Wannabe-Goth Clothes

A lot of extremely lame people like to wear wannabe-goth clothes. These types of clothes include the kind of t-shirts you spend 40 dollars on at Hot Topic. These shirts usually proclaim the wearer's love for some shitty band like Korn, Nine Inch Nails, or some other band whose logo contains one or more backwards letters. Backwards lettering is a sure sign of lameness, avoid it at ALL COSTS. Last time I checked, dyslexia was not cool, people! Some of these shirts even go so far as to have half decent bands like Sublime or Operation Ivy, but don't let their ability to feign passable taste in music fool you! They still suck at life. Another trait of wannabe-goth style is the prevalence of multiple zippers, nearly all of which serve no purpose except to prevent them from gaining access to airports (which is a good thing, would you want one of their ilk behind you on an airplane, rocking out to Tool or Good Charlotte for 8 hours?).
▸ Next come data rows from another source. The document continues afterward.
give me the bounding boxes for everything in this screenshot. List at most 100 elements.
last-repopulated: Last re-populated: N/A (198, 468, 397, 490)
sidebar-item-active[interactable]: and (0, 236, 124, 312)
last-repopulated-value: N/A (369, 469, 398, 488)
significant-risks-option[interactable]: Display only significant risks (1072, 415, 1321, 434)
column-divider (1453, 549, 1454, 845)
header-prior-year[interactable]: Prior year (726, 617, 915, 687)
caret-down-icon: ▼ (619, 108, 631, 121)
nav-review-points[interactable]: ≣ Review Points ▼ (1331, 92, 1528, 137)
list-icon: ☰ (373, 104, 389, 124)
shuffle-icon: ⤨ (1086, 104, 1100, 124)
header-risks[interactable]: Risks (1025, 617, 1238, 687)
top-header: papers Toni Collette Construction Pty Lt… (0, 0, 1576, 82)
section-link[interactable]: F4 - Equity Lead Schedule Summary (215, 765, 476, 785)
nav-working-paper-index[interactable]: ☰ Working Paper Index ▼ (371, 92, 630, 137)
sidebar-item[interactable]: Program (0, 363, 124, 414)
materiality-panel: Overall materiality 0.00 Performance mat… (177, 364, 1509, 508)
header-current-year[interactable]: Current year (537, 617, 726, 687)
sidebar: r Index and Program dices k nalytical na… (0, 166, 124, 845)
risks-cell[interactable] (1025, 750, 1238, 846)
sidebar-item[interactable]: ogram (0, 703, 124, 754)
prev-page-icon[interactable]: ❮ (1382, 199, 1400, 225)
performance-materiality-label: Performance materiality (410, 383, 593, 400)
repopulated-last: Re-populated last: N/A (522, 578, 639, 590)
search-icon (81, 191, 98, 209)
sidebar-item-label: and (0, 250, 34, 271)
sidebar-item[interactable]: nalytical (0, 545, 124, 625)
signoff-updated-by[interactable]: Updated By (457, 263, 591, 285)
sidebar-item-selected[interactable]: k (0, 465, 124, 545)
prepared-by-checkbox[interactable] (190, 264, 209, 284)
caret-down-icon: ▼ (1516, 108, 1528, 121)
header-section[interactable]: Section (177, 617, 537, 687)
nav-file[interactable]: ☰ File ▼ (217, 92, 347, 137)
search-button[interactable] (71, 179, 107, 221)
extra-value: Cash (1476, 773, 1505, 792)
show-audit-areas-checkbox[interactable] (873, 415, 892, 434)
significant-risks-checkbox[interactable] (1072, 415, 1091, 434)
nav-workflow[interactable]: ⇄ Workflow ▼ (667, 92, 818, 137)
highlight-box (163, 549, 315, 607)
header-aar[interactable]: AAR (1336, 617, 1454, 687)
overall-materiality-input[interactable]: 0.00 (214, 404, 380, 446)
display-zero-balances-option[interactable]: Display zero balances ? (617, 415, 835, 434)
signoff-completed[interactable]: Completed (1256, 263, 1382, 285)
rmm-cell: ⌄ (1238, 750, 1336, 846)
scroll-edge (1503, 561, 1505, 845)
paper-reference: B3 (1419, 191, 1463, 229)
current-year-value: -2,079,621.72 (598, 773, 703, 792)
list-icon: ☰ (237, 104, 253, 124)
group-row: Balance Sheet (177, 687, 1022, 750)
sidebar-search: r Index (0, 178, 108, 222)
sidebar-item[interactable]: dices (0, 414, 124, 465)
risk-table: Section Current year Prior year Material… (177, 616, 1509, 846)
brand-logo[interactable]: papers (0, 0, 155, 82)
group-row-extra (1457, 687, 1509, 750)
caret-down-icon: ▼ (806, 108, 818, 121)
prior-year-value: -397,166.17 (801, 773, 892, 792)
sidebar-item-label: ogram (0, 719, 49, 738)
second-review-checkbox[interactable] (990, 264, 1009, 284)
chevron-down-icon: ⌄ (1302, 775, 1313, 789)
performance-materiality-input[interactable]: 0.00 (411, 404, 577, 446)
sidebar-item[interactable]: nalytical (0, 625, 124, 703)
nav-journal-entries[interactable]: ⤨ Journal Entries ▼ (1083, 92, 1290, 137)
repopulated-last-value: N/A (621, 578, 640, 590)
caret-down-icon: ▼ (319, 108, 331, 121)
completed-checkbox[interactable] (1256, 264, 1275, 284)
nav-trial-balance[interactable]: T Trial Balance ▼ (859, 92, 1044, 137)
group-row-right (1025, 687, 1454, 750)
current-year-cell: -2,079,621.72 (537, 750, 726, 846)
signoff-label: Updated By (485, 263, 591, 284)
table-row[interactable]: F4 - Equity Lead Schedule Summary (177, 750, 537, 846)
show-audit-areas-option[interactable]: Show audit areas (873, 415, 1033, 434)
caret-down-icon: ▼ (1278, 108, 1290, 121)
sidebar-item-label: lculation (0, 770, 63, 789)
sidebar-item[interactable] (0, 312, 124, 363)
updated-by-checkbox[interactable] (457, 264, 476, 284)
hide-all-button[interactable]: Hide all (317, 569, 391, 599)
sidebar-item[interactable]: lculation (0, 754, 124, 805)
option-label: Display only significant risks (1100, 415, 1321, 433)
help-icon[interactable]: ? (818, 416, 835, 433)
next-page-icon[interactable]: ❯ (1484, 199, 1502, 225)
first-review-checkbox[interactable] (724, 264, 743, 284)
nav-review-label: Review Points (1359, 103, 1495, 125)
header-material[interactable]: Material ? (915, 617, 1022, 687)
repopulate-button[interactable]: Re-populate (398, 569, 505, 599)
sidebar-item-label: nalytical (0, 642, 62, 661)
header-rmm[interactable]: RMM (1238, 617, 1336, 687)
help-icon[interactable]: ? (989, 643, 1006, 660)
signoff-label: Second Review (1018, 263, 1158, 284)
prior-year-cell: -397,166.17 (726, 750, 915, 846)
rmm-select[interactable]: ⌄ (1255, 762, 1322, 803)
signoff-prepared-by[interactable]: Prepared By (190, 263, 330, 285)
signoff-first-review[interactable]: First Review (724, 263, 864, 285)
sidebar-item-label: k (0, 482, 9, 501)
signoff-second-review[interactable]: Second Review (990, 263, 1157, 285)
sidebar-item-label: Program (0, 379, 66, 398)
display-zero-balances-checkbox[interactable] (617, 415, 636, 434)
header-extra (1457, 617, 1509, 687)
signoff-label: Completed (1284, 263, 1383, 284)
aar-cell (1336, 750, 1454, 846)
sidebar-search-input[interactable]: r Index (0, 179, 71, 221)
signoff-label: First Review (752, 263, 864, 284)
As this graph shows, as zippers approach infinty, lameness does as well. As the graph also shows, the most awesome one can be is an Amish level of zipper lack, although I hope most of the patrons of HAIT.com fall on somewhere near the 1 zipper level. In some cases more than one zipper can be good: for instance when undressing is aided, or when used on large amounts of leather, but looking like my mother's sewing box exploded on your legs is not acceptable.